How to Review Agent-Written PRs Without Lowering the Bar
A practical review workflow for AI-assisted pull requests: smaller diffs, sharper checks, better evidence, and human accountability.
Ayush Rameja
Software Engineer
Agent-written pull requests are everywhere because they compress the most flattering part of engineering: producing a lot of code quickly. What they do not compress is accountability. Someone still has to decide whether the diff is correct, safe, maintainable, and worth shipping. Grim news for management decks, but that someone is still us.
If your review process treats agent output like ordinary handwritten code, you will miss a predictable class of problems: broad diffs, confident nonsense, shallow tests, and architecture that looks clean right up until it meets production traffic and other humans.
Review the task framing before the code
Agent output quality is tightly coupled to the prompt and constraints. Before you review implementation details, check what the agent was actually asked to do.
- Was the task narrow enough to review in one sitting?
- Did it define acceptance criteria and non-goals?
- Did it tell the agent what not to touch?
Bad prompt, bad diff. The code may still compile, but so do a lot of regrettable decisions.
Diff size is now a policy problem
Agents do not feel review fatigue, so they happily generate sprawling changes. Humans do feel it. That means teams need an explicit rule: if the change cannot be reviewed clearly, it should be split before anyone argues about style.
- Separate refactors from behavior changes.
- Separate generated cleanup from business logic.
- Separate tests from speculative “while I was here” edits.
Smaller diffs are not aesthetic. They are how you stop automation from turning review into archaeology.
Interrogate boundaries first
Agent-written code often looks locally reasonable while being globally reckless. Review the boundaries before the implementation details.
- What happens on loading, error, empty, and retry states?
- Did it change validation, serialization, or API assumptions?
- Are logging, analytics, and monitoring still useful when things fail?
- Did it quietly increase coupling between modules that used to be separate?
The sharpest bugs now hide in the seams because the center of the code looks suspiciously polished.
Ask for evidence, not confidence
Agents are excellent at sounding done. That is not the same thing as being done. Reviews should demand proof.
- Which tests were added for the risky paths?
- What manual scenarios were exercised?
- Is there a screenshot or recording for UI changes?

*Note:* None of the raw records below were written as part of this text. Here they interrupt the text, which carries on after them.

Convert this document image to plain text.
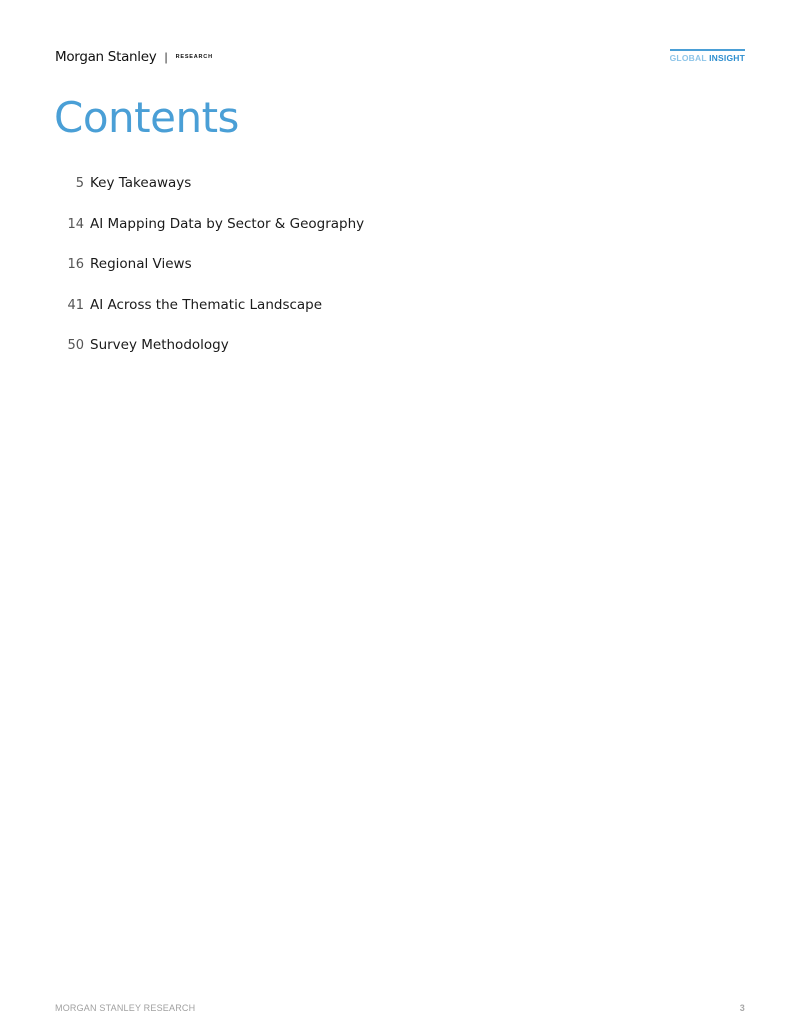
Morgan Stanley | RESEARCH	GLOBAL INSIGHT
Contents
5 Key Takeaways
14 AI Mapping Data by Sector & Geography
16 Regional Views
41 AI Across the Thematic Landscape
50 Survey Methodology
MORGAN STANLEY RESEARCH	3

- What is the rollback path if the behavior is wrong in production?
“It should work” is not evidence. It is a bedtime story for tired teams.
Require a readable change summary
A strong agent workflow includes a short explanation of what changed, why it changed, and what still feels risky. If the PR description is vague, the reviewer ends up reconstructing intent from code, which is the software version of excavating a ruin with a toothbrush.
- Require a clear summary.
- Require a list of touched systems or files.
- Require known risks, assumptions, and follow-up work.
The point is not bureaucracy. The point is reducing interpretive fiction during review.
Keep the human accountable
The cleanest team rule is also the least glamorous: whoever delegates the task owns the result. Not the model, not the tooling vendor, not the mystical cloud of innovation hovering over the sprint board.
Trade-off: agent-written PRs can absolutely speed up routine implementation and documentation work, but they also make it easier to generate polished mistakes at scale. The upside is leverage. The downside is that your review standards have to get stricter, not softer, or the speed turns into cleanup debt with excellent branding.